Roles conform to their original class. A Person instance viewn in role
Employee conforms to class Person.
Roles can add features (operations, associations, ...) beyond what the
original class offers.
If an object enters an association to a role, it can dynamically be
"cast" into an instance of that role resulting in an object that
statically is of the role type, keeping the original object's
identity. Somehow this resembles traversing the association from
original to role, only that the result still has the same identity but
has the extended features and exhibits the extended state as defined
by the role.
As a variant, roles may redefine features of the original class. Now
this becomes tricky from a polymorphism point of view. The role's
features are only available if the *static* type of an object is that
of the role.
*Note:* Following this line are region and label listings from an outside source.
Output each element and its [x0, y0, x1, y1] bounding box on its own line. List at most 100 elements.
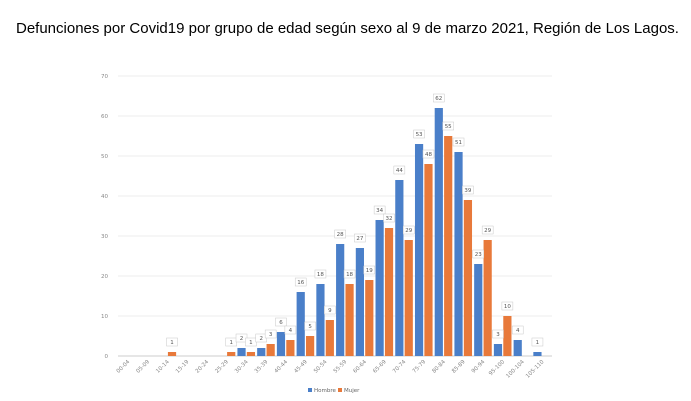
data-label: 29	[484, 228, 491, 234]
data-label-box	[363, 265, 376, 275]
data-label: 1	[229, 340, 233, 346]
data-label: 18	[346, 272, 353, 278]
data-label-box	[334, 229, 346, 239]
data-label: 1	[249, 340, 253, 346]
data-label-box	[393, 165, 406, 175]
legend-swatch-hombre	[308, 388, 312, 392]
data-label: 5	[308, 324, 312, 330]
y-tick-label: 0	[105, 354, 109, 360]
data-label-box	[294, 277, 307, 287]
data-label: 62	[435, 96, 442, 102]
data-label-box	[402, 225, 415, 235]
data-label-box	[343, 269, 356, 279]
data-label-box	[324, 305, 336, 315]
bar-mujer	[365, 280, 374, 356]
bar-mujer	[246, 352, 256, 356]
data-label-box	[501, 301, 514, 311]
bar-mujer	[483, 240, 492, 356]
data-label: 6	[279, 320, 283, 326]
x-tick-label: 35-39	[254, 359, 270, 375]
data-label: 18	[317, 272, 324, 278]
x-tick-label: 15-19	[175, 359, 191, 375]
bar-mujer	[325, 320, 334, 356]
bar-mujer	[286, 340, 295, 356]
x-tick-label: 75-79	[412, 359, 428, 375]
x-tick-label: 85-89	[451, 359, 467, 375]
data-label-box	[462, 185, 474, 195]
bar-mujer	[424, 164, 433, 356]
y-tick-label: 10	[101, 314, 108, 320]
bar-hombre	[434, 108, 443, 356]
data-label: 29	[405, 228, 412, 234]
bar-mujer	[227, 352, 236, 356]
x-tick-label: 25-29	[214, 359, 230, 375]
y-tick-label: 30	[101, 234, 108, 240]
data-label: 4	[516, 328, 520, 334]
x-tick-label: 40-44	[274, 359, 290, 375]
data-label-box	[472, 249, 485, 259]
x-tick-label: 30-34	[234, 359, 250, 375]
x-tick-label: 65-69	[372, 359, 388, 375]
bar-hombre	[493, 344, 503, 356]
data-label: 48	[425, 152, 432, 158]
data-label-box	[304, 321, 316, 331]
data-label-box	[413, 129, 425, 139]
bar-mujer	[404, 240, 413, 356]
x-tick-label: 105-110	[525, 359, 546, 380]
data-label-box	[275, 317, 287, 327]
data-label: 39	[464, 188, 471, 194]
data-label: 9	[328, 308, 332, 314]
bar-hombre	[355, 248, 364, 356]
x-tick-label: 80-84	[431, 359, 447, 375]
data-label-box	[442, 121, 454, 131]
page-title: Defunciones por Covid19 por grupo de eda…	[16, 20, 679, 37]
x-tick-label: 95-100	[488, 359, 506, 377]
x-tick-label: 00-04	[116, 359, 132, 375]
data-labels: 1 121236416518928182719343244295348625551…	[166, 93, 544, 347]
bars	[167, 108, 542, 356]
x-tick-label: 45-49	[293, 359, 309, 375]
bar-hombre	[257, 348, 266, 356]
bar-mujer	[444, 136, 453, 356]
data-label: 55	[445, 124, 452, 130]
bar-mujer	[503, 316, 512, 356]
data-label: 10	[504, 304, 511, 310]
data-label-box	[373, 205, 386, 215]
y-axis: 0 10 20 30 40 50 60 70	[101, 74, 109, 360]
data-label: 32	[386, 216, 393, 222]
data-label: 3	[496, 332, 500, 338]
data-label: 19	[366, 268, 373, 274]
bar-hombre	[533, 352, 542, 356]
data-label-box	[354, 233, 366, 243]
bar-mujer	[167, 352, 177, 356]
bar-hombre	[316, 284, 325, 356]
data-label-box	[492, 329, 504, 339]
bar-hombre	[513, 340, 522, 356]
bar-mujer	[384, 228, 394, 356]
data-label: 28	[337, 232, 344, 238]
data-label-box	[284, 325, 297, 335]
data-label-box	[314, 269, 327, 279]
data-label-box	[511, 325, 524, 335]
data-label: 3	[269, 332, 273, 338]
data-label: 2	[260, 336, 264, 342]
legend-label: Hombre	[314, 388, 336, 394]
bar-mujer	[266, 344, 275, 356]
x-tick-label: 55-59	[333, 359, 349, 375]
bar-hombre	[414, 144, 424, 356]
data-label: 16	[297, 280, 304, 286]
data-label-box	[531, 337, 544, 347]
x-tick-label: 70-74	[392, 359, 408, 375]
x-tick-label: 20-24	[195, 359, 211, 375]
data-label: 4	[289, 328, 293, 334]
x-tick-label: 90-94	[471, 359, 487, 375]
data-label: 27	[356, 236, 363, 242]
data-label-box	[433, 93, 445, 103]
legend: Hombre Mujer	[308, 388, 360, 394]
x-axis: 00-04 05-09 10-14 15-19 20-24 25-29 30-34 35-39…	[116, 359, 546, 380]
bar-mujer	[306, 336, 315, 356]
legend-swatch-mujer	[338, 388, 342, 392]
x-tick-label: 60-64	[352, 359, 368, 375]
y-tick-label: 50	[101, 154, 108, 160]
Therefore, redefinitions that occur by a role don't work
polymorphically. But does it have to be like that? Couldn't the
semantics be that the object with its ID is annotated with the dynamic
type it's supposed to have? This could then be set to either role that
is reachable by navigating the connected graph of role
associations. The "cast" would replace the dynamic type of the object
by that of another role. This would be preserved as the object gets
passed around. The runtime would assert that type replacement can only
happen within a connected graph of roles.
For feature dispatching, the dynamic type is relevant. For association
lookup, only the identity counts. Therefore, as long as the static
type matches during insertion into the association, the object can be
inserted. For example, a Student role object can be inserted into an
association between class Person and something else as a Person.
The runtime identity of an object would then consist of the object ID
plus a type identifier which has to be the original class or any of
the roles in the connected graph of roles attached to the original
type. A reference to an object always has both, the ID and the dynamic
type. Therefore, the dynamic type gets passed along with the object
and gets stored in associations. Therefore, when a Student gets
entered into a Person association, it will be retrieved as a Student
again. Its behavior will be determined by what the Student role class
tells, in particular including any redefinitions of Person features.